TopicHigh-Yield Fact
Sepsis-3 definitionSOFA ≥ 2 + infection
Septic shock definitionVasopressors to maintain MAP ≥ 65 + Lactate > 2 despite fluids
First-line vasopressorNorepinephrine
Add vasopressin whenNE dose ≥ 0.25–0.5 μg/kg/min
Best induction agent in hemodynamic compromiseKetamine
Why avoid etomidate?Adrenocortical suppression (11β-hydroxylase inhibition)
Antibiotic timingWithin 1 hour of septic shock recognition
Tidal volume in ARDS6 mL/kg IBW
Steroid in septic shockHydrocortisone 200 mg/day if vasopressor-refractory
Preferred fluidBalanced crystalloid (Ringer's Lactate / PlasmaLyte)
AvoidHetastarch, dopamine, tight glucose control, deep sedation
RBC transfusion thresholdHb < 7 g/dL (7–9 early shock)
NICE-SUGAR trialTight glucose control (80–110) → ↑ mortality
ADRENAL/APROCCHSSNo ACTH test needed; hydrocortisone in refractory shock beneficial

REFERENCES

  • Barash, Cullen, and Stoelting's Clinical Anesthesia, 9e, Chapter 57 (Critical Care Medicine / Septic Shock), pp. 4828–4832
  • Harrison's Principles of Internal Medicine, 22e (2025), Chapter 315 (Sepsis and Septic Shock), pp. 2359–2366
  • Evans L et al: Surviving Sepsis Campaign: International Guidelines for Management of Sepsis and Septic Shock 2021. Crit Care Med 49:e1063, 2021
  • Singer M et al: The Third International Consensus Definitions for Sepsis and Septic Shock (Sepsis-3). JAMA 315:801, 2016
  • NICE-SUGAR Study Investigators: Intensive versus Conventional Glucose Control in Critically Ill Patients. NEJM 2009
  • Weiss SL et al: Surviving Sepsis Campaign International Guidelines for Children 2026. Pediatr Crit Care Med, 2026 [PMID: 41869844]

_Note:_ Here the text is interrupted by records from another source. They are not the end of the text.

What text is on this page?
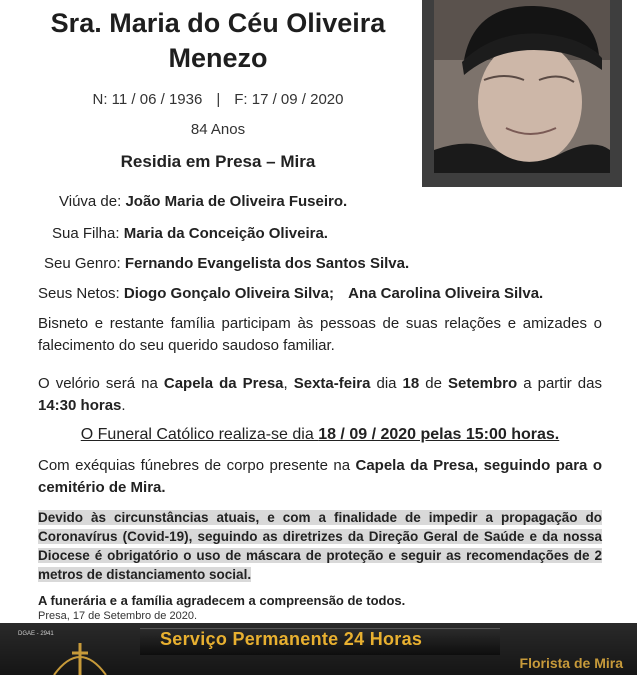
Sra. Maria do Céu Oliveira
Menezo
N: 11 / 06 / 1936 | F: 17 / 09 / 2020
84 Anos
Residia em Presa – Mira
Viúva de: João Maria de Oliveira Fuseiro.
Sua Filha: Maria da Conceição Oliveira.
Seu Genro: Fernando Evangelista dos Santos Silva.
Seus Netos: Diogo Gonçalo Oliveira Silva; Ana Carolina Oliveira Silva.
Bisneto e restante família participam às pessoas de suas relações e amizades o falecimento do seu querido saudoso familiar.
O velório será na Capela da Presa, Sexta-feira dia 18 de Setembro a partir das 14:30 horas.
O Funeral Católico realiza-se dia 18 / 09 / 2020 pelas 15:00 horas.
Com exéquias fúnebres de corpo presente na Capela da Presa, seguindo para o cemitério de Mira.
Devido às circunstâncias atuais, e com a finalidade de impedir a propagação do Coronavírus (Covid-19), seguindo as diretrizes da Direção Geral de Saúde e da nossa Diocese é obrigatório o uso de máscara de proteção e seguir as recomendações de 2 metros de distanciamento social.
A funerária e a família agradecem a compreensão de todos.
Presa, 17 de Setembro de 2020.
DGAE - 2941	Serviço Permanente 24 Horas
Florista de Mira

This answer integrates Barash Clinical Anesthesia (9e) and Harrison's Internal Medicine (22e, 2025) with the Surviving Sepsis Campaign 2021 guidelines, providing a comprehensive MD Anaesthesiology examination answer covering definitions, pathophysiology, clinical features, and detailed anaesthetic management including induction strategy, haemodynamic support, ventilation, pharmacology, and ICU bundles.